Disney reaches $100M settlement with animation workers over wage fixing

Disney has settled for $100 million with animation workers who were part of a larger lawsuit alleging wage fixing through the use of nonpoaching agreements.

According to Variety, the $100 million settlement covers Disney, Pixar and Lucasfilm. The Disney settlement comes after a $50 million settlement with DreamWorks Animation, $13 million with Sony Imageworks and $5.95 million with Blue Sky, already came out of the same legal action.

The plaintiffs traced back the nonpoaching agreements to George Lucas and Ed Catmull, the former president of the computer division at Lucasfilm. When Catmull, who is now president of Pixar and Walt Disney Animation Studios, co-founded Pixar with Apple founder Steve Jobs in the ’80s, he set a nonpoaching agreement with Lucas. According to the report, the agreement covered things like cold calling and not raising offers to other company’s employees should the employee’s current company counter the offer.

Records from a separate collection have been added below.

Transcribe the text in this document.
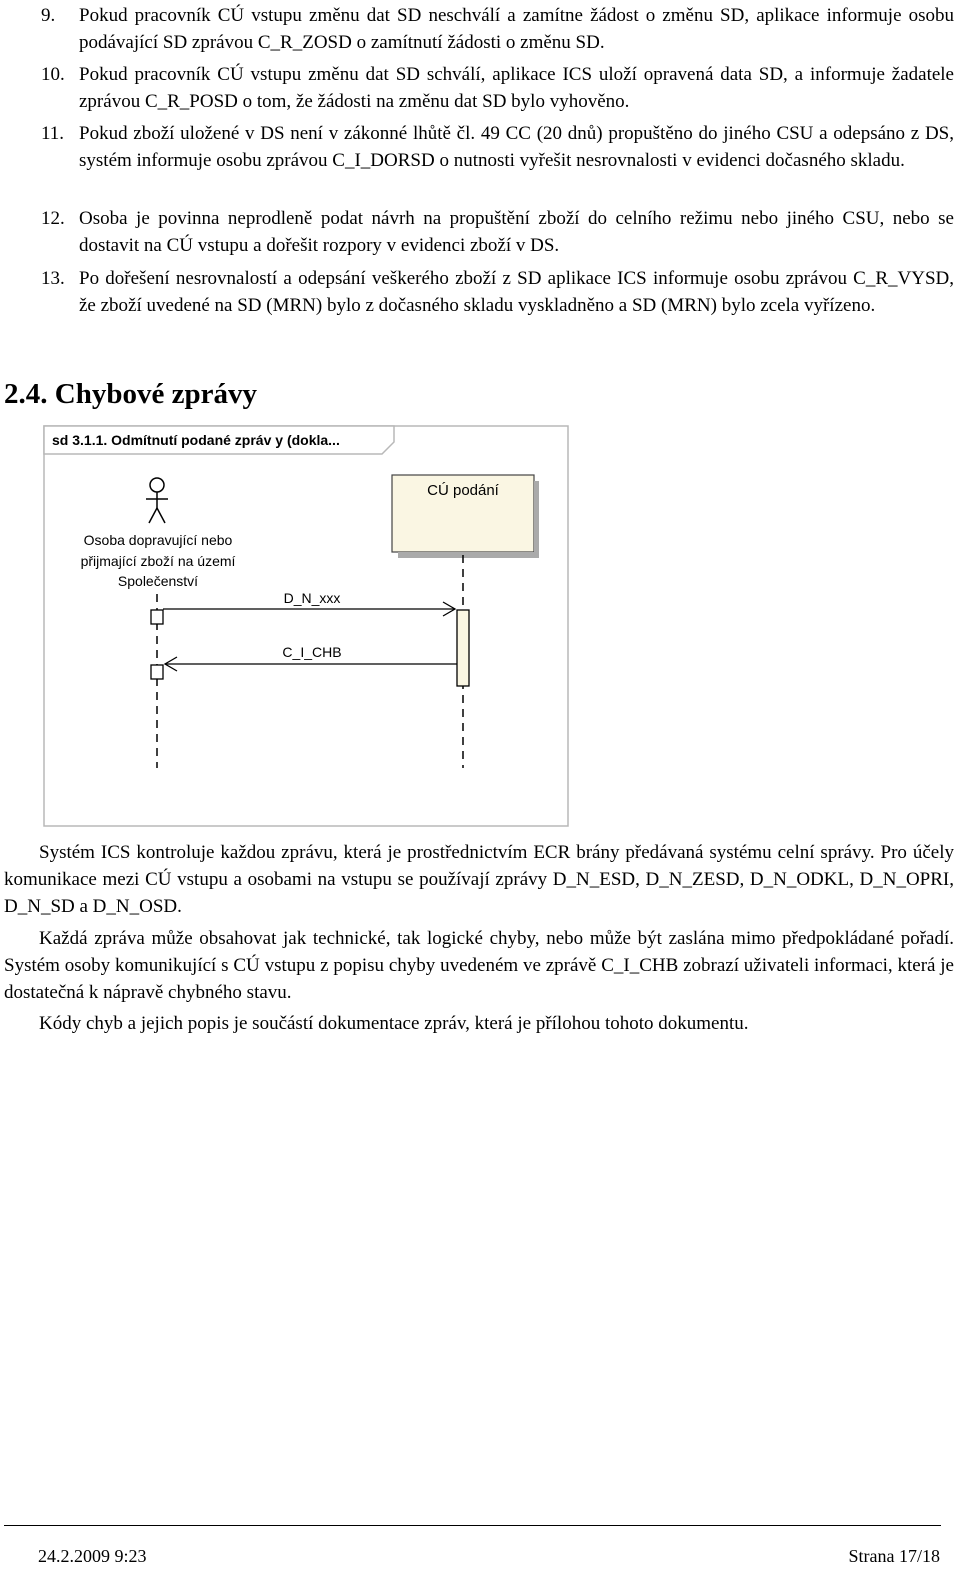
9.	Pokud pracovník CÚ vstupu změnu dat SD neschválí a zamítne žádost o změnu SD, aplikace informuje osobu podávající SD zprávou C_R_ZOSD o zamítnutí žádosti o změnu SD.
10. Pokud pracovník CÚ vstupu změnu dat SD schválí, aplikace ICS uloží opravená data SD, a informuje žadatele zprávou C_R_POSD o tom, že žádosti na změnu dat SD bylo vyhověno.
11. Pokud zboží uložené v DS není v zákonné lhůtě čl. 49 CC (20 dnů) propuštěno do jiného CSU a odepsáno z DS, systém informuje osobu zprávou C_I_DORSD o nutnosti vyřešit nesrovnalosti v evidenci dočasného skladu.
12. Osoba je povinna neprodleně podat návrh na propuštění zboží do celního režimu nebo jiného CSU, nebo se dostavit na CÚ vstupu a dořešit rozpory v evidenci zboží v DS.
13. Po dořešení nesrovnalostí a odepsání veškerého zboží z SD aplikace ICS informuje osobu zprávou C_R_VYSD, že zboží uvedené na SD (MRN) bylo z dočasného skladu vyskladněno a SD (MRN) bylo zcela vyřízeno.
2.4. Chybové zprávy
sd 3.1.1. Odmítnutí podané zpráv y (dokla...
Osoba dopravující nebo
přijmající zboží na území
Společenství
CÚ podání
D_N_xxx
C_I_CHB
Systém ICS kontroluje každou zprávu, která je prostřednictvím ECR brány předávaná systému celní správy. Pro účely komunikace mezi CÚ vstupu a osobami na vstupu se používají zprávy D_N_ESD, D_N_ZESD, D_N_ODKL, D_N_OPRI, D_N_SD a D_N_OSD.
Každá zpráva může obsahovat jak technické, tak logické chyby, nebo může být zaslána mimo předpokládané pořadí. Systém osoby komunikující s CÚ vstupu z popisu chyby uvedeném ve zprávě C_I_CHB zobrazí uživateli informaci, která je dostatečná k nápravě chybného stavu.
Kódy chyb a jejich popis je součástí dokumentace zpráv, která je přílohou tohoto dokumentu.
24.2.2009 9:23	Strana 17/18
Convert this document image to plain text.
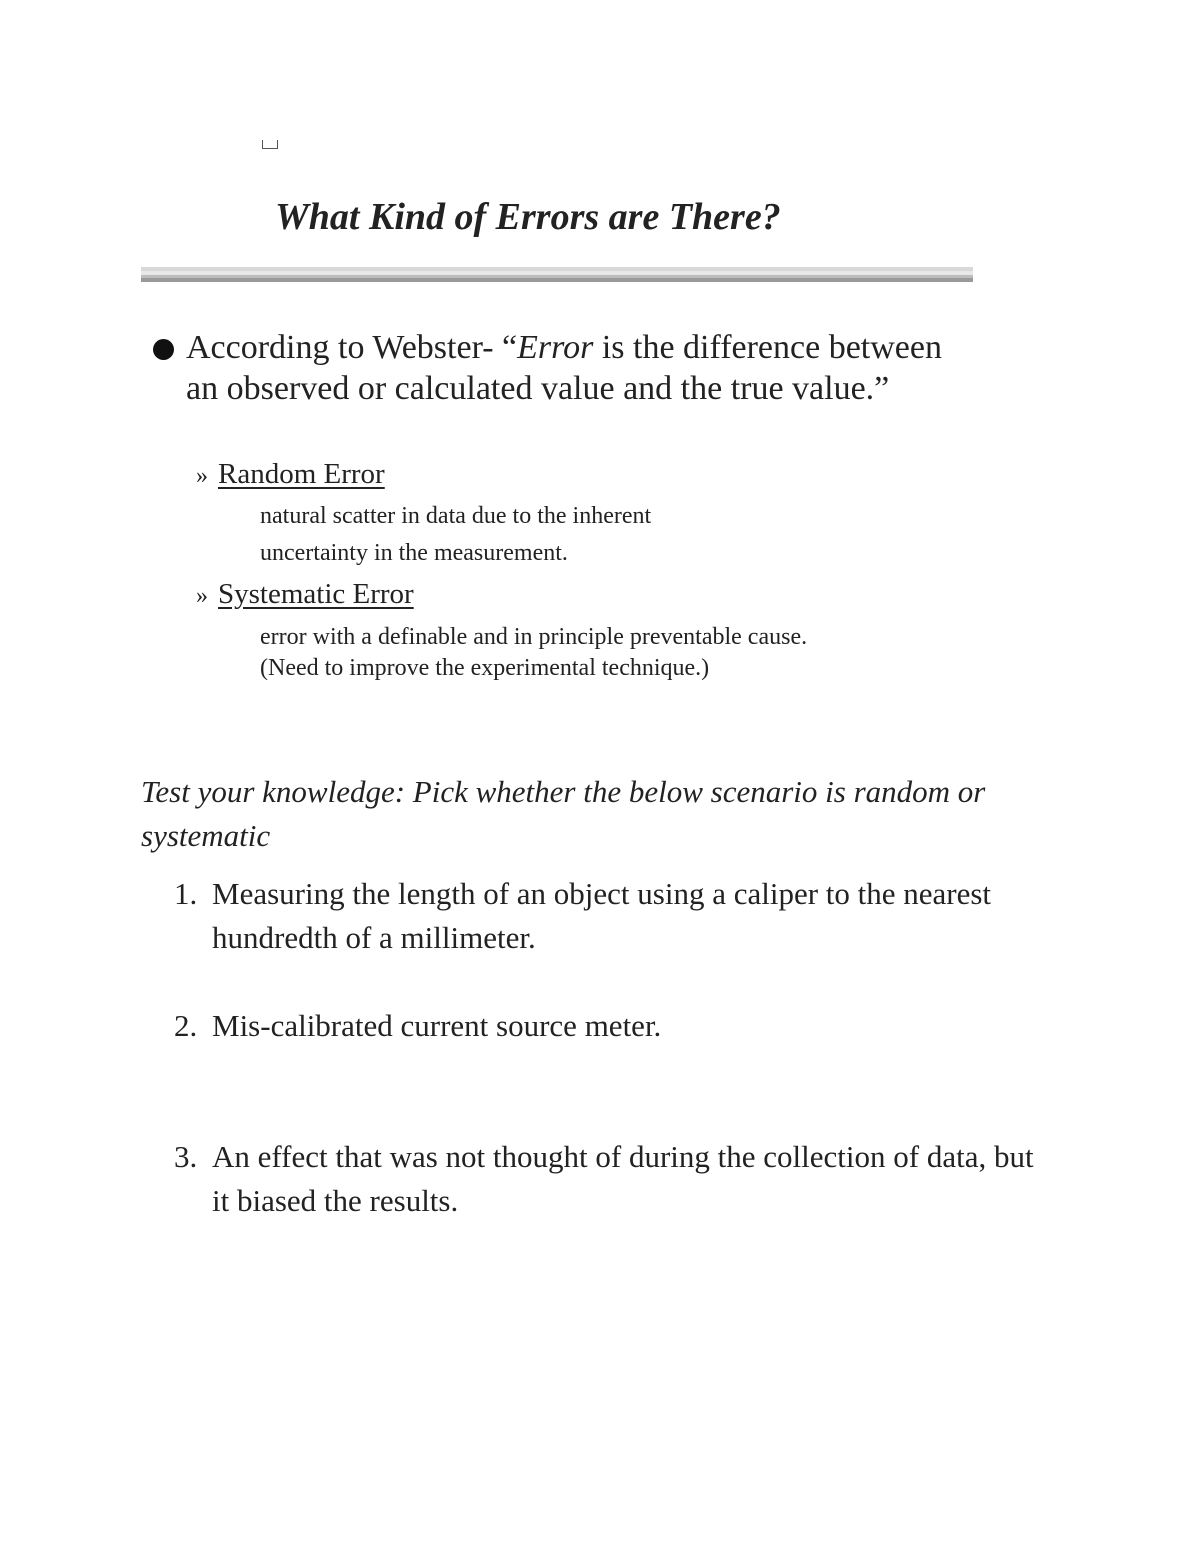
What Kind of Errors are There?
According to Webster- “Error is the difference between an observed or calculated value and the true value.”
» Random Error
natural scatter in data due to the inherent
uncertainty in the measurement.
» Systematic Error
error with a definable and in principle preventable cause.
(Need to improve the experimental technique.)
Test your knowledge: Pick whether the below scenario is random or systematic
1. Measuring the length of an object using a caliper to the nearest hundredth of a millimeter.
2. Mis-calibrated current source meter.
3. An effect that was not thought of during the collection of data, but it biased the results.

RELATED: Comcast pays $3.8B for DreamWorks Animation, puts 'Minions' mastermind in charge

The settlement comes amid a freshly altered competitive landscape for animated features. Last year, Comcast/NBCUniversal paid around $3.8 billion to acquire DreamWorks Animation, making the studio part of NBCU's Universal Filmed Entertainment Group, which includes Universal Pictures, Fandango and NBCUniversal Brand Development.

For Disney, it settles a beef between it and two of its “tentpole” acquisitions in Lucasfilm and Pixar, with the third being Marvel.

Speaking last month at an investor conference, Disney CFO Christine McCarthy was asked if Disney has plans for any more “transformative” acquisitions in 2017.

“Nothing has changed about our M&A strategy,” McCarthy said.

In recent months, Disney has been tied to rumors of a possible tie-up with Netflix. But, in addition to Disney downplaying those rumors, Netflix has thrown cold water on the potential for a merger.

RELATED: Netflix exec worries a Disney merger would make it 'difficult to stay disciplined'

“I do think that there are some multicompany conflicts that emerge in those big companies that would make it difficult to stay as disciplined as we’ve done,” Netflix’s Ted Sarandos said during an appearance at the 44th Annual UBS Global Media and Communications Conference.